C’è un’Italia-Germania nella vita di ognuno di noi. Siamo sempre lì: a inseguire i sogni fuori tempo massimo, a prendere inutili rincorse per sfuggire al nostro destino (non ci si riesce mai) o per fregarcene giusto il tempo di un gol (ci si riesce, ogni tanto). Nel paese in cui le metafore crescono sugli alberi si sogna la limpidezza di un gol indiscutibile, senza contestazioni o fuorigioco, perché non sappiamo più riconoscere le cose importanti, ogni partita è quella del secolo quasi come ogni estate è la più calda degli ultimi duecento anni, e ogni riunione di capi di governo è la decisiva. Leggo sul Sole 24 Ore che Mario Balotelli sceglie “lo spreco come forma di occultamento del limite”, questo sono io penso mentre lo leggo, questi siamo noi.
C’è una ricorrenza quasi vichiana da onorare, o almeno mi piace pensare così. Boe della memoria che galleggiano nel caldo umido di un’estate italiana. Tu dov’eri la sera di Italia-Germania? Dov’eri nel 70? E nell’82? E nel 2006? Quando Del Piero gonfiava la rete nei supplementari a Dortmund, come un colpo di vento, quando l’urlo di Munch irrompeva nei televisori travestito da Tardelli. Io sono nato l’anno seguente il mondiale, nell’ottantatre, ma ricordo bene di essere stati concepito nell’ottantadue, l’estate prima, con molti clacson che strombazzavano fuori dalle finestre, con ebete felicità, e sette anni fa ricordo lo sfasamento di una stagione in cui scoprivo le mie carte, guardavo ogni partita in un posto diverso, cercavo gli amici giusti da abbracciare, vincere un mondiale o sbattere in un amore sbagliato era lo stesso modo per dire che adesso toccava a me. Lessi una volta in un libro che, la notte di Italia-Germania 4-3, Marco Tardelli aveva sedici anni e lavorava, “Cameriere d’estate negli alberghi”, e poi si ritrovarono tutti fuori seduti sul cofano della macchina, “stavamo lì e pensavamo: ma io che voglio fare da grande?”.

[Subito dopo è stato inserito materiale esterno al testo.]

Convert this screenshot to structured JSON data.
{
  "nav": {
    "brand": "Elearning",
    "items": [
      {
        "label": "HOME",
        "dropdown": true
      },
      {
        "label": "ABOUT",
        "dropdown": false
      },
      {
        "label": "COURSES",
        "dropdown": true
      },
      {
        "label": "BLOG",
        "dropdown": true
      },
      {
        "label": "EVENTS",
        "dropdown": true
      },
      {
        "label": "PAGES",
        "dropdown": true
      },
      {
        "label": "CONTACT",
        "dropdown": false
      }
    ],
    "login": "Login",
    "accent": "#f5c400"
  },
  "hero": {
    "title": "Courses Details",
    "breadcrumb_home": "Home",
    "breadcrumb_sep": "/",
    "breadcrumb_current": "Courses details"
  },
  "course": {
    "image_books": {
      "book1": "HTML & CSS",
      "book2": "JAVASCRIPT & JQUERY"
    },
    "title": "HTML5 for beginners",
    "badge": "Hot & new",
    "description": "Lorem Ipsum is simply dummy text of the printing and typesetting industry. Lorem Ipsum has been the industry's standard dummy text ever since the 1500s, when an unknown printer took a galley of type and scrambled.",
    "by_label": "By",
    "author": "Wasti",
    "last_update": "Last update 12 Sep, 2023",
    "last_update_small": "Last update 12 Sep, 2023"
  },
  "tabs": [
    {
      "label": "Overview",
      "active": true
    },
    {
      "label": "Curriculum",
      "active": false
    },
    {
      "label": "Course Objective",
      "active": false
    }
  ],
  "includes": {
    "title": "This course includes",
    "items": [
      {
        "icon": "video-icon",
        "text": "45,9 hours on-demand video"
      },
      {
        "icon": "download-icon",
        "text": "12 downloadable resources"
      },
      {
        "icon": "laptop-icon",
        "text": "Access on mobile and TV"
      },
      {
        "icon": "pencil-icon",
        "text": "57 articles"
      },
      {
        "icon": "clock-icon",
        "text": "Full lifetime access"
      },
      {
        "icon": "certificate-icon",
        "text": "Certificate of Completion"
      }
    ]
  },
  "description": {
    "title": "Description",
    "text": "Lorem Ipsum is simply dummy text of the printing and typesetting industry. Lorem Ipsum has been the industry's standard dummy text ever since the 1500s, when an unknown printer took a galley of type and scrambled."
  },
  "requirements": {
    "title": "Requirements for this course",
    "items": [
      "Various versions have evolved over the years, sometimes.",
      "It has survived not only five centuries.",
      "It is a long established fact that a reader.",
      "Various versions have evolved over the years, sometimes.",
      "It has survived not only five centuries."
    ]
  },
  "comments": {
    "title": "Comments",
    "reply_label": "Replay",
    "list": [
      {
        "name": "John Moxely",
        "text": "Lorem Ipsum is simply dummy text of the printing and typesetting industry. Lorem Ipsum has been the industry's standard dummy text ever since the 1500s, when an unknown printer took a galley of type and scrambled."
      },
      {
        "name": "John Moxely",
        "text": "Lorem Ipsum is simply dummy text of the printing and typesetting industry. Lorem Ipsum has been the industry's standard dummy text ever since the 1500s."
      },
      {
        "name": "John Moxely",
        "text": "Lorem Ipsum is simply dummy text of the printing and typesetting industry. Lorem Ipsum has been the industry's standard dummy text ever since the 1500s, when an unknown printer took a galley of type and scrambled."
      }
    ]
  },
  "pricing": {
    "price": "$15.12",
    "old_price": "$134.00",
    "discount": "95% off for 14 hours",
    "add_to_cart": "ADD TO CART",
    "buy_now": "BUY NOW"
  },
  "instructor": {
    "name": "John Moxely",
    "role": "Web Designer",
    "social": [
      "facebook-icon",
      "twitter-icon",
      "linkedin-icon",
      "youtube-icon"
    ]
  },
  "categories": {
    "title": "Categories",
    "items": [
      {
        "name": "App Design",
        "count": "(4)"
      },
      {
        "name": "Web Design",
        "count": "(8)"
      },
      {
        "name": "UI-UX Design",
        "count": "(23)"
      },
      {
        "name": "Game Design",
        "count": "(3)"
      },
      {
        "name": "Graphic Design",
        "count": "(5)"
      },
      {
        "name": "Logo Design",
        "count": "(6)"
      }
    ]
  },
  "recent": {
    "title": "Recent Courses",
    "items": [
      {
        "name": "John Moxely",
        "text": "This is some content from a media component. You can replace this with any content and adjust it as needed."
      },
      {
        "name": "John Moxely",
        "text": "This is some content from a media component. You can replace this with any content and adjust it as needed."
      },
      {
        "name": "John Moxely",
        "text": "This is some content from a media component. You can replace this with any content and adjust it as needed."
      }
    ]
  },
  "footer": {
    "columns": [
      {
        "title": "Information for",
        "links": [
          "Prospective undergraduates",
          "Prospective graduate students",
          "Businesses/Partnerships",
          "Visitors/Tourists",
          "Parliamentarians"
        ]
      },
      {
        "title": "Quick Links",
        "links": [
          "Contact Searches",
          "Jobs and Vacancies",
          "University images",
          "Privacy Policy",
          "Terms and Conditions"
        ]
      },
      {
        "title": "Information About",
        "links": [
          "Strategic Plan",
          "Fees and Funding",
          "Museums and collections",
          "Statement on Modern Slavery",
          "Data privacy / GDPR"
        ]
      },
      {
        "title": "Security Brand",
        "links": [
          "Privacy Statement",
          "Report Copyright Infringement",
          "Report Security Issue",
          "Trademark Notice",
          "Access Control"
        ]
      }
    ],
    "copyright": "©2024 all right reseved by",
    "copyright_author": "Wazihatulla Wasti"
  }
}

Dicono gli esperti di calcio che adesso i due storici modelli di calcio italiano e tedesco non corrispondono più alle reciproche percezioni dell’altrui carattere nazionale, a lungo soffocate sotto la cortina del politicamente corretto. Noi non siamo più così fantasiosi e agili, votati al contropiede, ci sentiamo incompleti e stanchi, non abbiamo goleador affamati e pure il lavoro sporco non ci viene più tanto bene. Loro sono meno teutonici e più meticci, sono sempre metodici ma hanno imparato le scorciatoie per fregare il prossimo. I pregiudizi tornano a coccolarci, ma la realtà è dannatamente complicata. Secondo me stavolta partiamo sfavoriti, siamo già predisposti alla recriminazione dello sconfitto, che a volte è un’illusione peggiore di quella che darebbe una vittoria, ma poi non si sa mai, ci viene bene fare gli eroi stando seduti e sacramentando in poltrona davanti ad uno schermo. Tanto certe partite non finiscono, non finiscono mai.